CDU und CSU:Die Schwestern wollen sich wieder lieb haben

Lesezeit: 3 min

CDU und CSU auf dem Weg zurück zu einer gemeinsamen Linie: Kanzlerin Angela Merkel kommt zum Treffen der Partei-Spitzen. (Foto: Britta Pedersen/dpa)

Die Spitzen von CDU und CSU stellen ihren Flüchtlingsstreit hintan. Stattdessen rücken sie die innere und die soziale Sicherheit in den Fokus.

Von Robert Roßmann und Wolfgang Wittl, Berlin

Es erstaunt immer wieder, wie schnell das Wetter in der Hauptstadt umschlagen kann. Monatelang hat das politische Berlin über den Streit in der Union gesprochen, der Niedergang der Sozialdemokraten geriet darob ziemlich in den Hintergrund. Doch dann veränderte die 21-Prozent-Prognose für die Bundes-SPD die Großwetterlage mit einer Geschwindigkeit, wie man sie ansonsten nur im Gebirge erlebt. Mit einem Schlag begannen alle über das Elend der Sozialdemokratie zu sprechen - der Flüchtlingsstreit der Union ist fast vollständig aus den Schlagzeilen verschwunden.

Das liegt zum einen an den beinahe im Gleichschritt fallenden Zahlen der SPD-Wähler und der Flüchtlinge. Zum anderen scheint es der Union aber gerade zu gelingen, ihren Streit in friedliche Bahnen zu lenken. Bereits die Begegnung von Bundeskanzlerin Angela Merkel (CDU) mit CSU-Chef Horst Seehofer am vergangenen Mittwoch verlief angesichts der Vorgeschichte erstaunlich konstruktiv. Das Treffen der Unionsspitzen am Sonntagabend soll jetzt - glaubt man den Teilnehmern - fast schon ein Wellness-Termin gewesen sein.
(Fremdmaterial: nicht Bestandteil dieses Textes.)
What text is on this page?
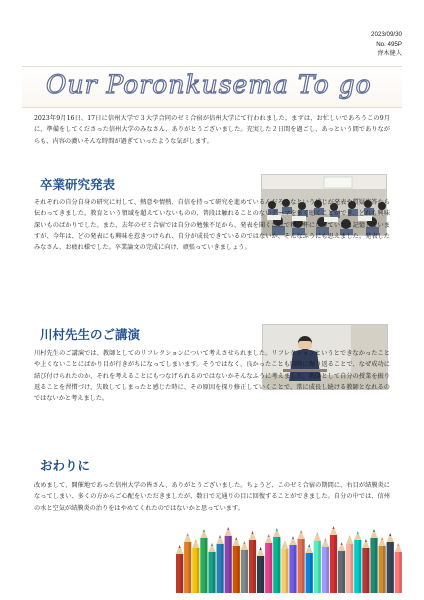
2023/09/30
No. 495P
齊木健人
Our Poronkusema To go

2023年9月16日、17日に信州大学で３大学合同のゼミ合宿が信州大学にて行われました。まずは、お忙しいであろうこの9月に、準備をしてくださった信州大学のみなさん、ありがとうございました。充実した２日間を過ごし、あっという間でありながらも、内容の濃いそんな時間が過ぎていったような気がします。

卒業研究発表

それぞれの自分自身の研究に対して、熱意や情熱、自信を持って研究を進めているんだろうなという感じが発表や質疑応答から伝わってきました。教育という領域を超えていないものの、普段は触れることのないテーマを多く聴くことができ、どれも興味深いものばかりでした。また、去年のゼミ合宿では自分の勉強不足から、発表を聞くだけで精一杯になっていたと記憶していますが、今年は、どの発表にも興味を惹きつけられ、自分が成長できているのではないか、そんなふうにも思えました。発表したみなさん、お疲れ様でした。卒業論文の完成に向け、頑張っていきましょう。

川村先生のご講演

川村先生のご講演では、教師としてのリフレクションについて考えさせられました。リフレクションというとできなかったことや上くないことにばかり目が行きがちになってしまいます。そうではなく、良かったことも同時に振り返ることで、なぜ成功に結び付けられたのか、それを考えることにもつなげられるのではないかそんなふうに考えました。教師として自分の授業を振り返ることを習慣づけ、失敗してしまったと感じた時に、その原因を探り修正していくことで、常に成長し続ける教師となれるのではないかと考えました。

おわりに

改めまして、開催地であった信州大学の皆さん、ありがとうございました。ちょうど、このゼミ合宿の期間に、右目が結膜炎になってしまい、多くの方からご心配をいただきましたが、数日で元通りの目に回復することができました。自分の中では、信州の水と空気が結膜炎の治りをはやめてくれたのではないかと思っています。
Sechs Stunden lang saßen Merkel und Seehofer mit ihren Generalsekretären Peter Tauber und Andreas Scheuer, Unionsfraktionschef Volker Kauder und CSU-Landesgruppenchefin Gerda Hasselfeldt im Kanzleramt zusammen. Erst nachts um halb eins löste sich die Runde auf. Normalerweise ist die Dauer derartiger Sitzungen ein Indikator für die Größe der Differenzen. Doch diesmal lag die Länge nur an der Fülle der Themen, über die man inzwischen wieder vernünftig zu sprechen in der Lage ist.

Die Runde - zu der auch Kanzleramtsminister Peter Altmaier, Innenminister Thomas de Maizière und Finanzminister Wolfgang Schäuble geladen wurden - hielt sich nicht lange mit dem Streit über die richtige Linie in der Flüchtlingspolitik auf. "In unserer Lage kommt man nicht über den Kampf zurück ins Spiel, sondern über neue Themen", sagte am Morgen danach einer aus der CSU. Das soll heißen: Den Streit über Obergrenzen will man hintanstellen. Stattdessen berieten die Spitzen von CDU und CSU über ein ganzes Potpourri an Themen, mit denen man hofft, gemeinsam beim Wähler reüssieren zu können.

Lange und intensiv redete die Runde über die innere Sicherheit und die Integration der Flüchtlinge. CSU-Generalsekretär Scheuer sprach sogar schon von einem Asylpaket 3, das man jetzt verabschieden wolle. Diesen Namen will die CDU-Seite vermeiden, weil er allergische Reaktionen beim Koalitionspartner SPD auslösen könnte. Doch im Inhalt sind sich die beiden Unionsschwestern diesmal einig: stärkere Integrationspflichten für Flüchtlinge und ein deutlicherer Fokus auf die innere Sicherheit.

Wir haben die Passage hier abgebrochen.